Em tônicas sequenciais…

Em tônicas sequenciais, algo quase sempre de sonoridade desagradável em poesia, dá-se uma escalada de acentuação que, enfraquecendo o primeiro acento, tonifica o segundo. Poder-se-ia dizer que, desta maneira, gera-se artificialmente no verso uma acentuação mais forte que a de uma sílaba tônica comum: portanto, uma átona escala para uma acentuada que escala para outra mais acentuada. De maneira inversa, é possível gerar um movimento de acentuação artificialmente decrescente nalguns casos quando, trabalhando versos binários, insere-se um vocábulo esdrúxulo cuja última sílaba ocupa uma posição onde deveria haver acento; o efeito é oposto: esta última sílaba, embora não seja, parece menos acentuada que a anterior, graças à ressonância da primeira, que assim aparenta mais forte que normalmente seria. Ambos procedimentos, se utilizados com inteligência, podem suscitar efeitos interessantes.

E notável a quantidade de escritores que romperam…

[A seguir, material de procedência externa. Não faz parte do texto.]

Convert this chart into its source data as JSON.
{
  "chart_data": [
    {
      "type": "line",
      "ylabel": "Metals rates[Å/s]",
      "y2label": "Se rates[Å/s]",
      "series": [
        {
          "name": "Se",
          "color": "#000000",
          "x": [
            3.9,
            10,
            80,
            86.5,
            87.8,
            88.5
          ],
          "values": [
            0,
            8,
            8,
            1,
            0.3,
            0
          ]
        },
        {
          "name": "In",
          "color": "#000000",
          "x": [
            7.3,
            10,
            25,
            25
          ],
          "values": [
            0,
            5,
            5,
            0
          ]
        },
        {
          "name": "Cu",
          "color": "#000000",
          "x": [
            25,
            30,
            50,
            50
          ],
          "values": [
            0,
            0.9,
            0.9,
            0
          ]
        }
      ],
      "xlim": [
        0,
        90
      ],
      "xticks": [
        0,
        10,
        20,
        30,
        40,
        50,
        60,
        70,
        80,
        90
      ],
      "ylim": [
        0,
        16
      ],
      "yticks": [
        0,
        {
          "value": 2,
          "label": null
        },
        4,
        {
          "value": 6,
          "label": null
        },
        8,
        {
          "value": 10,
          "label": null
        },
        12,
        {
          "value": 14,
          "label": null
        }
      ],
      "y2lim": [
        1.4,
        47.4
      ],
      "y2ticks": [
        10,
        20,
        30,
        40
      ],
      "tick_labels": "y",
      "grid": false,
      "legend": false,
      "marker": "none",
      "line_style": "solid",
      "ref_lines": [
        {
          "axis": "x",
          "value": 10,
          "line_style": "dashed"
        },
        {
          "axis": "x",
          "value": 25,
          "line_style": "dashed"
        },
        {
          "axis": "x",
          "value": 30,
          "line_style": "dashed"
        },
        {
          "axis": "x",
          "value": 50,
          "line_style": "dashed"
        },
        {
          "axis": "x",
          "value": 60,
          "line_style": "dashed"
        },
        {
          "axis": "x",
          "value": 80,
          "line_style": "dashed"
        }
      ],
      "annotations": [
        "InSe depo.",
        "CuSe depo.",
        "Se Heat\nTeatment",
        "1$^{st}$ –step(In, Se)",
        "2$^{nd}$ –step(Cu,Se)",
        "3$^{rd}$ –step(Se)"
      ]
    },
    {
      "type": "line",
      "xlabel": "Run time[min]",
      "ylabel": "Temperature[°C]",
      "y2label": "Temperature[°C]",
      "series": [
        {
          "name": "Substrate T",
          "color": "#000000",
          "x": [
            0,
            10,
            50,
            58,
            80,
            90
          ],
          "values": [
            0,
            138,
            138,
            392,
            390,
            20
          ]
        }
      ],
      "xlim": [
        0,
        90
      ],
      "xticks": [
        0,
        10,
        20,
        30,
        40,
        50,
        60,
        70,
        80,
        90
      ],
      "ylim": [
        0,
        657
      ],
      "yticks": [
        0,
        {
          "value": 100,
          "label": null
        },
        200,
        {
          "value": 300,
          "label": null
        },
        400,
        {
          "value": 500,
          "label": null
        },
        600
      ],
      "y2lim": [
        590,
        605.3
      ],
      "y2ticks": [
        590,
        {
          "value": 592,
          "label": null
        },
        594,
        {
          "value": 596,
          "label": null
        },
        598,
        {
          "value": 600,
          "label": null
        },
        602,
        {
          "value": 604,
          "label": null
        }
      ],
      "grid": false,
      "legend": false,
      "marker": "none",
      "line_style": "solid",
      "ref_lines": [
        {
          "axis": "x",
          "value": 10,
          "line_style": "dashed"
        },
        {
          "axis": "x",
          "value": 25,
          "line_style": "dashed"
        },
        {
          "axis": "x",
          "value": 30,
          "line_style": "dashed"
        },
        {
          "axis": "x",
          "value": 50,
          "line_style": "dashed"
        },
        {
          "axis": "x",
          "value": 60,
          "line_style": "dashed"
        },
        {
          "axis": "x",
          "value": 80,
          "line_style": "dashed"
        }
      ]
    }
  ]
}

E notável a quantidade de escritores, grandes escritores, que romperam com o idioma materno no último século. Parece este ter sido o século dos desterrados. Boa parte deles expatriaram-se em decorrência das guerras, mas houve vários que o fizeram livres de estímulo exterior. Disso, a decisão mais ou menos natural do rompimento. Curioso: é improvável que o prazer ou, talvez, o fascínio de escrever em língua estrangeira dure mais de dois ou três parágrafos; logo se desvela o trabalho penosíssimo que se há de fazer ante o dicionário. Mas ainda assim, prosseguiram eles, acaso com uma força de vontade que mereça admiração dobrada. E que dizer dos poetas? Estes, certamente eximiram-se do purgatório… E a tendência, parece-me, não se foi com o século, com a diferença que, agora, parecem todos elegerem a mesma opção. Que concluir?

Os distúrbios rítmicos

Os distúrbios rítmicos, se utilizados proposital e inteligentemente, parecem de efeito enfático superior a quase tudo quanto se pode fazer em poesia. Tônicas sequenciais, antecipação do primeiro acento do verso, deslocamento da tônica principal, palavras proparoxítonas perturbando versos de padrão binário… esses e outros detalhes, quando incidem sobre uma aparente estabilidade rítmica, causam um efeito poderoso, que sugere do arroubo ao desespero, manifestações típicas de um rompimento harmônico que impele a expressão intempestiva. A técnica, embora possa ser confundida com o erro por incautos, não será jamais por aqueles que sentem o verso enquanto o leem: o erro danifica, jamais fortalece a expressão. De resto, é uma notável qualidade dos padrões que eles permitem que sejam conscientemente violados.

Não é justo exigir de um quadrúpede a compreensão de um Antero

Li, ou melhor, tentei ler uma análise biográfica de Antero assinada por um psicanalista e julguei-a tão infame, tão assustadoramente estúpida e fajuta, que me senti tentado a rebatê-la num manifesto furioso, já que não posso insultar pessoalmente o autor. Incrível! Quer o imbecil creditar à infância a resolução de um homem com meio século de vida! Toda a “análise” se lhe resume a calúnias revoltantes, a pintar um nobilíssimo espírito como um escravo inerte. Repenso, porém, e desisto da empreitada, por absolutamente inútil. De que valeria gastar-me o tempo a provar um psicanalista raso e parvo? provar que a ofensa começa num ser desta estirpe, limitado por tal viseira, colocar-se a vomitar palpites sobre a vida de um homem superior? Que outra coisa poderia ele escrever, afinal, posto o calar-se ser-lhe impossível? E não é justo exigir de um quadrúpede a compreensão de um Antero. O melhor, sem dúvida, é que eu mesmo dê o exemplo: fecho o ensaio, calado, e finjo que ele nunca existiu.